Their decision would effectively undo changes made by the FDA starting in 2016, including extending gestation from seven to 10 weeks when mifepristone is safe to use. The court also said the drug cannot be shipped or dispensed as a generic and that patients who want it must make three in-person visits to a doctor. Women may also need to take a higher dose of the drug than the FDA believes is necessary.

Administration and Danco have said chaos would ensue if these restrictions came into effect during the proceedings. A federal judge in Washington may have added to the confusion by ordering the FDA to allow access to mifepristone under current regulations in 17 Democratic-ruled states and the District of Columbia, which has filed a separate lawsuit.

The Biden administration said the rulings are contradictory and create an untenable situation for the FDA.

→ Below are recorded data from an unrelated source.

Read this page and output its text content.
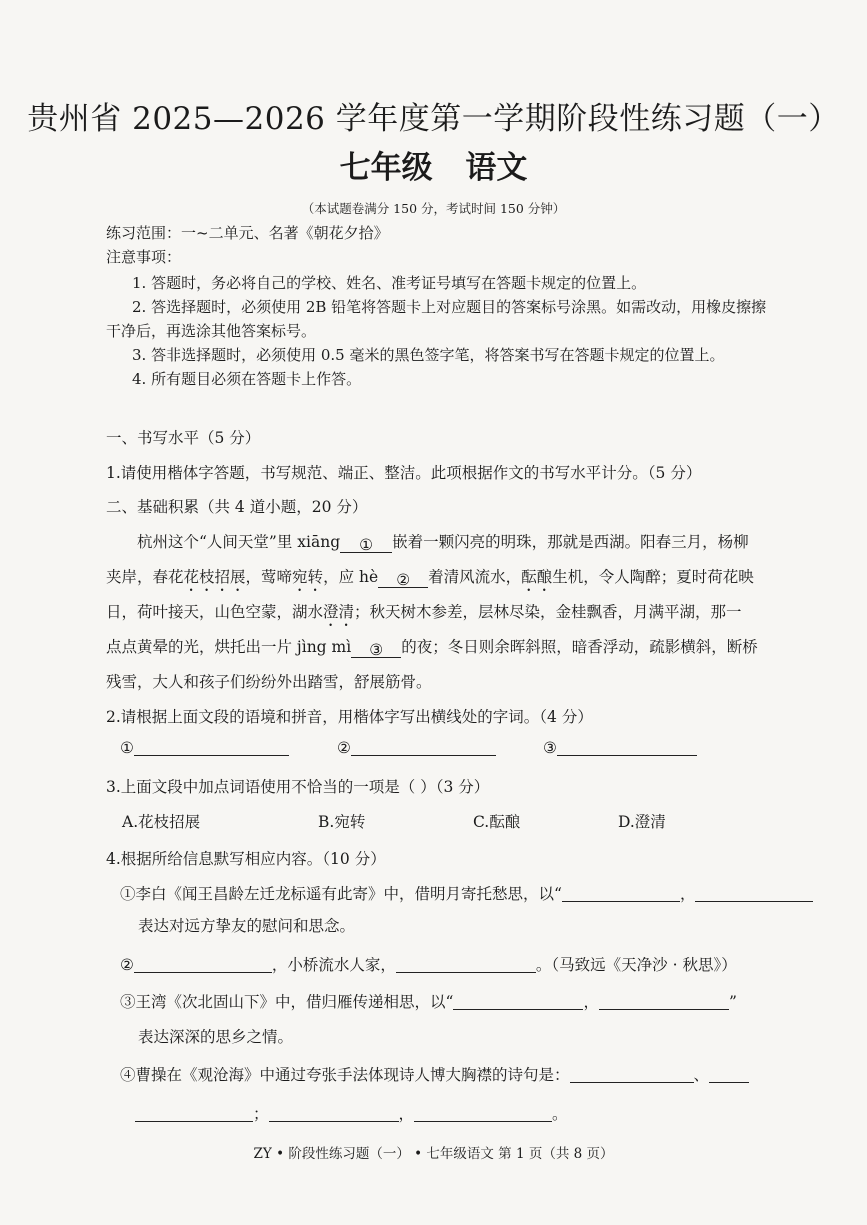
贵州省 2025—2026 学年度第一学期阶段性练习题（一）
七年级 语文
（本试题卷满分 150 分，考试时间 150 分钟）
练习范围：一~二单元、名著《朝花夕拾》
注意事项：
1. 答题时，务必将自己的学校、姓名、准考证号填写在答题卡规定的位置上。
2. 答选择题时，必须使用 2B 铅笔将答题卡上对应题目的答案标号涂黑。如需改动，用橡皮擦擦
干净后，再选涂其他答案标号。
3. 答非选择题时，必须使用 0.5 毫米的黑色签字笔，将答案书写在答题卡规定的位置上。
4. 所有题目必须在答题卡上作答。
一、书写水平（5 分）
1.请使用楷体字答题，书写规范、端正、整洁。此项根据作文的书写水平计分。（5 分）
二、基础积累（共 4 道小题，20 分）
杭州这个“人间天堂”里 xiāng ① 嵌着一颗闪亮的明珠，那就是西湖。阳春三月，杨柳
夹岸，春花花枝招展，莺啼宛转，应 hè ② 着清风流水，酝酿生机，令人陶醉；夏时荷花映
日，荷叶接天，山色空蒙，湖水澄清；秋天树木参差，层林尽染，金桂飘香，月满平湖，那一
点点黄晕的光，烘托出一片 jìng mì ③ 的夜；冬日则余晖斜照，暗香浮动，疏影横斜，断桥
残雪，大人和孩子们纷纷外出踏雪，舒展筋骨。
2.请根据上面文段的语境和拼音，用楷体字写出横线处的字词。（4 分）
①	②	③
3.上面文段中加点词语使用不恰当的一项是（ ）（3 分）
A.花枝招展	B.宛转	C.酝酿	D.澄清
4.根据所给信息默写相应内容。（10 分）
①李白《闻王昌龄左迁龙标遥有此寄》中，借明月寄托愁思，以“	，
表达对远方挚友的慰问和思念。
②	，小桥流水人家，	。（马致远《天净沙 · 秋思》）
③王湾《次北固山下》中，借归雁传递相思，以“	，	”
表达深深的思乡之情。
④曹操在《观沧海》中通过夸张手法体现诗人博大胸襟的诗句是：	、
；	，	。
ZY • 阶段性练习题（一） • 七年级语文 第 1 页（共 8 页）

And a new legal wrinkle threatened even more complications. GenBioPro, which makes the generic version of mifepristone, filed a lawsuit Wednesday to preemptively prevent the FDA from withdrawing its drug from the market if the Supreme Court doesn’t intervene.

The Supreme Court was only asked to block the decisions of the lower courts until the end of the legal battle.

The New Orleans-based 5th Circuit has already ordered an expedited timeline to hear the case, with arguments scheduled for May 17. The court did not give a timeline for a decision.

Any appeal to the Supreme Court would be made within three months of a ruling, but with no time limit for the judges to decide whether to review the case.